Belle lettre de Berlioz sur les préparatifs des Troyens


« Mon cher Camille
J’ai reçu les cinq cents francs que vous m’envoyez de la part de mon fermier du Jacques. Merci de votre constante exactitude. Voilà mes nouvelles : Louis vient de subir avec succès ses examens, il est reçu Capitaine au long cours. Il cherche maintenant un navire qu’il trouvera sans doute à Marseille.
Je souffre de jour en jour davantage de ma névralgie, il y a des heures de douleurs à peu près intolérables. Combien cela va-t-il durer encore ? En tout cas, j’ai mis toutes mes affaires musicales et autres dans un ordre parfait. Je vais encore à Bade pour y diriger le festival ; et je prendrai les eaux de Luxeuil auparavant.
Pour les Troyens, ils attendent que leur salle soit construite ; on y travaille sur la place du Chatelet. Ce théâtre sera achevé dans un an. On commencera les études de ma partition au mois de Janvier prochain, on les suspendra au mois de mai pour les reprendre et les terminer au commencement de la saison suivante du Th. Lyrique c’est-à-dire de septembre à novembre 1861. Et si dieu nous prête encore quelques mois de vie, nous mettrons à flot ce grand navire.
Adieu mon cher Camille
Mille amitiés dévouées. L’heureux résultat des études de Louis m’ôte un grave sujet d’inquiétudes.
J’en ai assez d’autres.
Tout à vous
Hector Berlioz »


Sommet du répertoire lyrique, l’opéra en cinq actes Les Troyens est la plus vaste et ambitieuse de toutes les créations d’Hector Berlioz. Aboutissement de ses capacités créatrices, elle est la convergence de toutes les principales influences, d’ordre littéraire et musical, qui ont formé sa personnalité artistique. De tous ses grands ouvrages c’est aussi celui qui prit le plus longtemps à mûrir.
Inspiré de L‘Énéide de Virgile, Les Troyens est donné pour la première fois, mutilé de nombreuses manières — les deux premiers actes supprimés, divers morceaux également coupés, le tout étant présenté sous le titre Les Troyens à Carthage — le 4 novembre 1863 au Théâtre lyrique à Paris (actuel Théâtre de la Ville place du Châtelet). La première intégrale des Troyens en une seule soirée n’a eu lieu que le 6 février 1920, au Théâtre des Arts de Rouen.

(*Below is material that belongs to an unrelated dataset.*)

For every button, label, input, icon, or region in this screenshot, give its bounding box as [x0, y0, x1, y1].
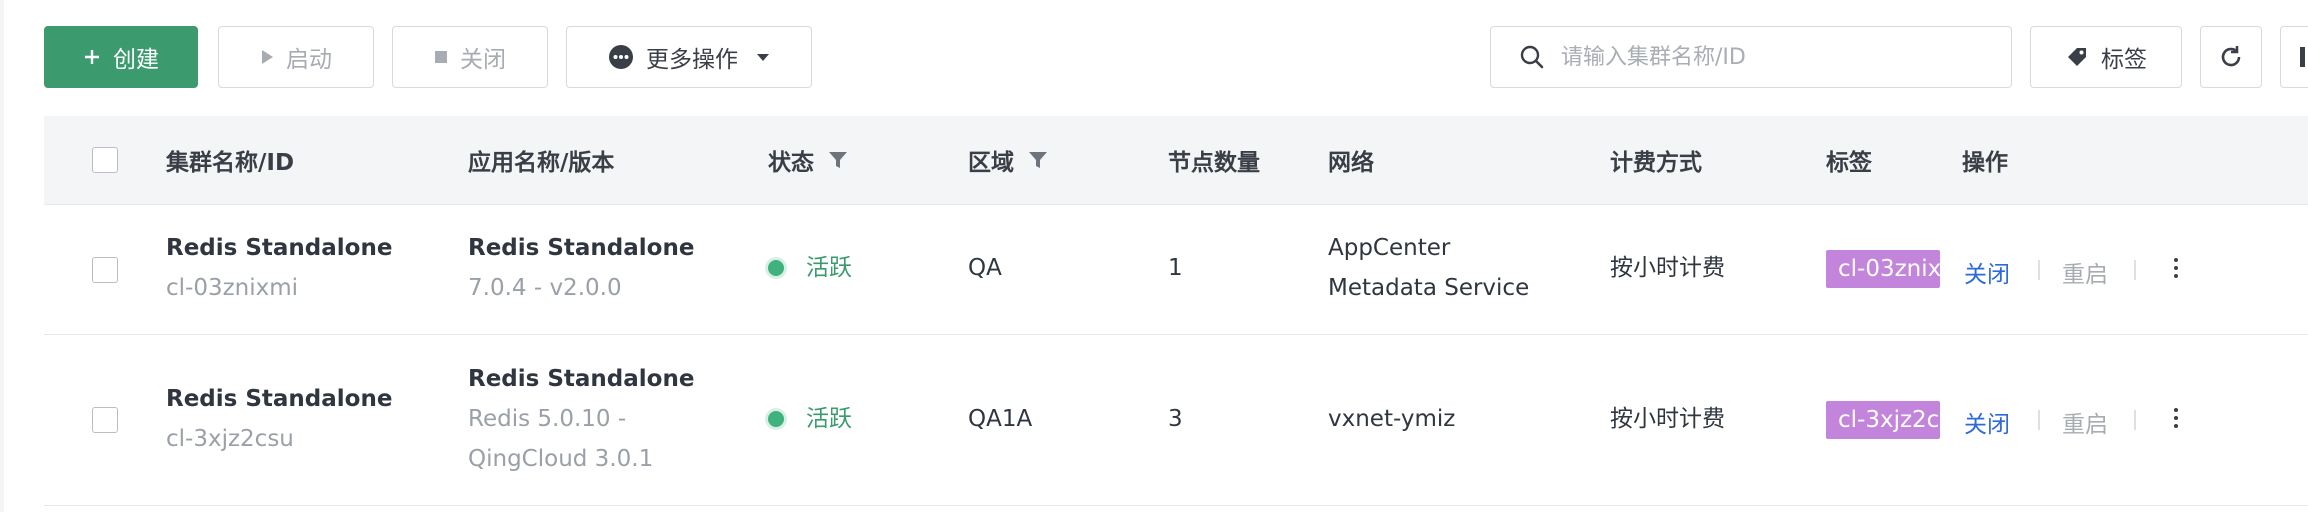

Né en 1834, Louis Berlioz accomplit une carrière de marin : novice à seize ans sur un trois-mâts, il passe dans la Marine nationale, puis aux Messageries maritimes et à la Compagnie générale transatlantique. A trente ans, il devient un grand capitaine. Sa mort prématurée à La Havane en 1867 de la fièvre jaune interrompt une carrière qui était devenue brillante ; être le fils d’un grand compositeur comme Hector Berlioz n’est pas facile. Louis a souffert de la séparation de ses parents, de l’absence de son père et de l’âpreté de sa carrière.